FPDMC energy of the C atom with varying spin masses ${\mu }_s$ (or equivalently the spin time step ${\tau }_s=\tau /{\mu }_s$). The initial spin configurations were chosen so that the wave function decomposes into a product of determinants.

Figure 2

Percentage error of the correlation energies in the fixed-node (FN) and fixed-phase (FP) extrapolated calculations.

Figure 3

Total energies for the Be atom with a two-configuration wave function. The top $x$ axis shows the actual spin time step for the FN calculation, which is linearly extrapolated to zero time step with an energy of $-14.66071$(5) Ha.
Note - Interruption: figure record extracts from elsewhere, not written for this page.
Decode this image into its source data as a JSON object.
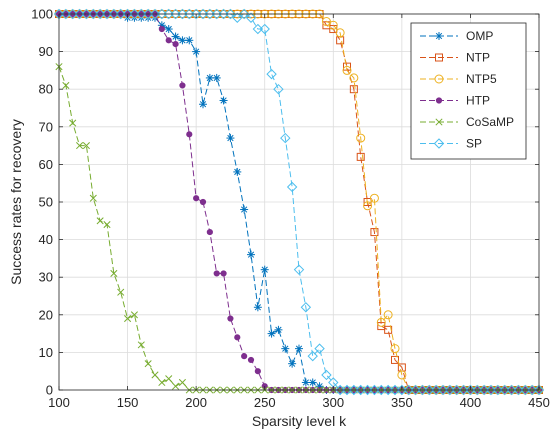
{
  "chart_data": {
    "type": "line",
    "xlabel": "Sparsity level k",
    "ylabel": "Success rates for recovery",
    "xlim": [
      100,
      450
    ],
    "ylim": [
      0,
      100
    ],
    "xticks": [
      100,
      150,
      200,
      250,
      300,
      350,
      400,
      450
    ],
    "yticks": [
      0,
      10,
      20,
      30,
      40,
      50,
      60,
      70,
      80,
      90,
      100
    ],
    "grid": true,
    "legend_position": "top-right",
    "series": [
      {
        "name": "OMP",
        "color": "#0072BD",
        "marker": "asterisk",
        "x": [
          100,
          105,
          110,
          115,
          120,
          125,
          130,
          135,
          140,
          145,
          150,
          155,
          160,
          165,
          170,
          175,
          180,
          185,
          190,
          195,
          200,
          205,
          210,
          215,
          220,
          225,
          230,
          235,
          240,
          245,
          250,
          255,
          260,
          265,
          270,
          275,
          280,
          285,
          290,
          295,
          300,
          305,
          310,
          315,
          320,
          325,
          330,
          335,
          340,
          345,
          350,
          355,
          360,
          365,
          370,
          375,
          380,
          385,
          390,
          395,
          400,
          405,
          410,
          415,
          420,
          425,
          430,
          435,
          440,
          445,
          450
        ],
        "y": [
          100,
          100,
          100,
          100,
          100,
          100,
          100,
          100,
          100,
          100,
          99,
          99,
          99,
          99,
          99,
          97,
          96,
          94,
          93,
          93,
          90,
          76,
          83,
          83,
          77,
          67,
          58,
          48,
          36,
          22,
          32,
          15,
          16,
          11,
          7,
          11,
          2,
          2,
          1,
          0,
          0,
          0,
          0,
          0,
          0,
          0,
          0,
          0,
          0,
          0,
          0,
          0,
          0,
          0,
          0,
          0,
          0,
          0,
          0,
          0,
          0,
          0,
          0,
          0,
          0,
          0,
          0,
          0,
          0,
          0,
          0
        ]
      },
      {
        "name": "NTP",
        "color": "#D95319",
        "marker": "square",
        "x": [
          100,
          105,
          110,
          115,
          120,
          125,
          130,
          135,
          140,
          145,
          150,
          155,
          160,
          165,
          170,
          175,
          180,
          185,
          190,
          195,
          200,
          205,
          210,
          215,
          220,
          225,
          230,
          235,
          240,
          245,
          250,
          255,
          260,
          265,
          270,
          275,
          280,
          285,
          290,
          295,
          300,
          305,
          310,
          315,
          320,
          325,
          330,
          335,
          340,
          345,
          350,
          355,
          360,
          365,
          370,
          375,
          380,
          385,
          390,
          395,
          400,
          405,
          410,
          415,
          420,
          425,
          430,
          435,
          440,
          445,
          450
        ],
        "y": [
          100,
          100,
          100,
          100,
          100,
          100,
          100,
          100,
          100,
          100,
          100,
          100,
          100,
          100,
          100,
          100,
          100,
          100,
          100,
          100,
          100,
          100,
          100,
          100,
          100,
          100,
          100,
          100,
          100,
          100,
          100,
          100,
          100,
          100,
          100,
          100,
          100,
          100,
          100,
          97,
          96,
          93,
          86,
          80,
          62,
          50,
          42,
          17,
          16,
          8,
          6,
          0,
          0,
          0,
          0,
          0,
          0,
          0,
          0,
          0,
          0,
          0,
          0,
          0,
          0,
          0,
          0,
          0,
          0,
          0,
          0
        ]
      },
      {
        "name": "NTP5",
        "color": "#EDB120",
        "marker": "circle",
        "x": [
          100,
          105,
          110,
          115,
          120,
          125,
          130,
          135,
          140,
          145,
          150,
          155,
          160,
          165,
          170,
          175,
          180,
          185,
          190,
          195,
          200,
          205,
          210,
          215,
          220,
          225,
          230,
          235,
          240,
          245,
          250,
          255,
          260,
          265,
          270,
          275,
          280,
          285,
          290,
          295,
          300,
          305,
          310,
          315,
          320,
          325,
          330,
          335,
          340,
          345,
          350,
          355,
          360,
          365,
          370,
          375,
          380,
          385,
          390,
          395,
          400,
          405,
          410,
          415,
          420,
          425,
          430,
          435,
          440,
          445,
          450
        ],
        "y": [
          100,
          100,
          100,
          100,
          100,
          100,
          100,
          100,
          100,
          100,
          100,
          100,
          100,
          100,
          100,
          100,
          100,
          100,
          100,
          100,
          100,
          100,
          100,
          100,
          100,
          100,
          100,
          100,
          100,
          100,
          100,
          100,
          100,
          100,
          100,
          100,
          100,
          100,
          100,
          98,
          97,
          95,
          85,
          83,
          67,
          49,
          51,
          18,
          20,
          11,
          4,
          0,
          0,
          0,
          0,
          0,
          0,
          0,
          0,
          0,
          0,
          0,
          0,
          0,
          0,
          0,
          0,
          0,
          0,
          0,
          0
        ]
      },
      {
        "name": "HTP",
        "color": "#7E2F8E",
        "marker": "dot",
        "x": [
          100,
          105,
          110,
          115,
          120,
          125,
          130,
          135,
          140,
          145,
          150,
          155,
          160,
          165,
          170,
          175,
          180,
          185,
          190,
          195,
          200,
          205,
          210,
          215,
          220,
          225,
          230,
          235,
          240,
          245,
          250,
          255,
          260,
          265,
          270,
          275,
          280,
          285,
          290,
          295,
          300,
          305,
          310,
          315,
          320,
          325,
          330,
          335,
          340,
          345,
          350,
          355,
          360,
          365,
          370,
          375,
          380,
          385,
          390,
          395,
          400,
          405,
          410,
          415,
          420,
          425,
          430,
          435,
          440,
          445,
          450
        ],
        "y": [
          100,
          100,
          100,
          100,
          100,
          100,
          100,
          100,
          100,
          100,
          100,
          100,
          100,
          100,
          100,
          96,
          93,
          92,
          81,
          68,
          51,
          50,
          42,
          31,
          31,
          19,
          14,
          9,
          8,
          5,
          1,
          0,
          0,
          0,
          0,
          0,
          0,
          0,
          0,
          0,
          0,
          0,
          0,
          0,
          0,
          0,
          0,
          0,
          0,
          0,
          0,
          0,
          0,
          0,
          0,
          0,
          0,
          0,
          0,
          0,
          0,
          0,
          0,
          0,
          0,
          0,
          0,
          0,
          0,
          0,
          0
        ]
      },
      {
        "name": "CoSaMP",
        "color": "#77AC30",
        "marker": "x",
        "x": [
          100,
          105,
          110,
          115,
          120,
          125,
          130,
          135,
          140,
          145,
          150,
          155,
          160,
          165,
          170,
          175,
          180,
          185,
          190,
          195,
          200,
          205,
          210,
          215,
          220,
          225,
          230,
          235,
          240,
          245,
          250,
          255,
          260,
          265,
          270,
          275,
          280,
          285,
          290,
          295,
          300,
          305,
          310,
          315,
          320,
          325,
          330,
          335,
          340,
          345,
          350,
          355,
          360,
          365,
          370,
          375,
          380,
          385,
          390,
          395,
          400,
          405,
          410,
          415,
          420,
          425,
          430,
          435,
          440,
          445,
          450
        ],
        "y": [
          86,
          81,
          71,
          65,
          65,
          51,
          45,
          44,
          31,
          26,
          19,
          20,
          12,
          7,
          4,
          2,
          3,
          1,
          2,
          0,
          0,
          0,
          0,
          0,
          0,
          0,
          0,
          0,
          0,
          0,
          0,
          0,
          0,
          0,
          0,
          0,
          0,
          0,
          0,
          0,
          0,
          0,
          0,
          0,
          0,
          0,
          0,
          0,
          0,
          0,
          0,
          0,
          0,
          0,
          0,
          0,
          0,
          0,
          0,
          0,
          0,
          0,
          0,
          0,
          0,
          0,
          0,
          0,
          0,
          0,
          0
        ]
      },
      {
        "name": "SP",
        "color": "#4DBEEE",
        "marker": "diamond",
        "x": [
          100,
          105,
          110,
          115,
          120,
          125,
          130,
          135,
          140,
          145,
          150,
          155,
          160,
          165,
          170,
          175,
          180,
          185,
          190,
          195,
          200,
          205,
          210,
          215,
          220,
          225,
          230,
          235,
          240,
          245,
          250,
          255,
          260,
          265,
          270,
          275,
          280,
          285,
          290,
          295,
          300,
          305,
          310,
          315,
          320,
          325,
          330,
          335,
          340,
          345,
          350,
          355,
          360,
          365,
          370,
          375,
          380,
          385,
          390,
          395,
          400,
          405,
          410,
          415,
          420,
          425,
          430,
          435,
          440,
          445,
          450
        ],
        "y": [
          100,
          100,
          100,
          100,
          100,
          100,
          100,
          100,
          100,
          100,
          100,
          100,
          100,
          100,
          100,
          100,
          100,
          100,
          100,
          100,
          100,
          100,
          100,
          100,
          100,
          100,
          99,
          100,
          99,
          96,
          96,
          84,
          80,
          67,
          54,
          32,
          22,
          9,
          11,
          4,
          2,
          0,
          0,
          0,
          0,
          0,
          0,
          0,
          0,
          0,
          0,
          0,
          0,
          0,
          0,
          0,
          0,
          0,
          0,
          0,
          0,
          0,
          0,
          0,
          0,
          0,
          0,
          0,
          0,
          0,
          0
        ]
      }
    ]
  }
}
The bottom $x$ axis indicates the spin mass for the FP calculation, where with each value configurations are initialized such that $s_1=s_3=s$ and $s_2=s_4=s^{\prime }$. We hold the spatial time step fixed at $\tau =0.001{\mathrm{Ha}}^{-1}$ throughout.

Figure 4

${\mathrm{N}}_2$ binding curve for the ${}^1\mathrm{\Sigma }_g$ molecular state using a HF nodal surface or phase. The horizontal line indicates the experimental dissociation energy. The experimental error bar is too small to be visible on this scale. The small increase in FP underbinding comes from a slightly smaller fixed-phase bias in the N atom and a slightly larger bias in the dimer with the HF phase. We note that the results need not to be necessarily identical for Hamiltonians with ECPs due to marginal differences in localization errors from two close, but nonidentical trial wave functions.